Di kaukus negara bagian Iowa Biden kalah total
dari calon Demokrat lainnya. Biden merosot justru hanya di urutan empat.
Pemenangnya adalah calon yang semula tidak
diunggulkan sama sekali: Peter Buttigieg.
Nama calon ini pun sulit diucapkan. Itulah nama
orang Malta –ayah Buttigieg adalah imigran dari Malta.
Maka orang Amerika lebih senang memanggilnya
Peter. Lebih mudah diucapkan.
Umur Buttigieg baru 36 tahun. Sangat muda –di
mata Biden maupun Bernie Sander. Apalagi di mata Donald Trump.
Jabatan terakhir Buttigieg pun ‘hanya’ wali
kota. Itu pun bukan kota besar: South Band. Yakni kota kecil yang terletak di
batas paling utara negara bagian Indiana. Letaknya lebih dekat ke Chicago
daripada ke Indianapolis – -kota terbesar di Indiana.
Buttigieg baru saja mengakhiri masa jabatannya
yang kedua sebagai wali kota. Tapi ide-idenya besar. Kalangan liberal lebih
menyukai Buttigieg dari calon Demokrat lainnya.
Yang mungkin akan jadi halangan adalah: ia
seorang gay. Sudah kawin dengan sesama laki-laki. Buttigieg
sendiri yang mengumumkan bahwa dirinya gay.
Minggu depan akan ada kaukus Demokrat lagi.
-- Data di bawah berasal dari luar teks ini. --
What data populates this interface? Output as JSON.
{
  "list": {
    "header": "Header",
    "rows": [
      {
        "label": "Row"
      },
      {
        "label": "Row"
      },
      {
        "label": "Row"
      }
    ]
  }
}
Kali ini di negara bagian New Hampshire. Kalau di sini pun Buttigieg yang
menang rasanya sudah waktunya Joe Biden mundur dari pencalonan.
Sampai sekarang Trump belum mengincar Buttigieg
sebagai lawan di pilpres nanti. Trump masih menganggap lawan terkuatnya hanya
Biden.
Maka di babak ke-4 nanti bisa jadi Trump akan
menang lagi. Dengan mudah pula.
Memang pernah ada: yang sudah kalah telak di
babak tiga tapi berhasil membalikkan skor di babak 4. Tapi itu di American
Football. Yakni tim dari Kansas City.
Saya ikut menonton live pertandingan besar
Super Bowl Senin pagi lalu (WIB). Kansas City sudah kalah telak di akhir babak
3. Tapi dengan dramatik bisa membalik keadaan.
Itu karena Kansas City memiliki bintang muda
luar biasa. Namanya: Patrick Mahomes.
Bisakah Buttigieg menjadi Mahomes-nya Demokrat?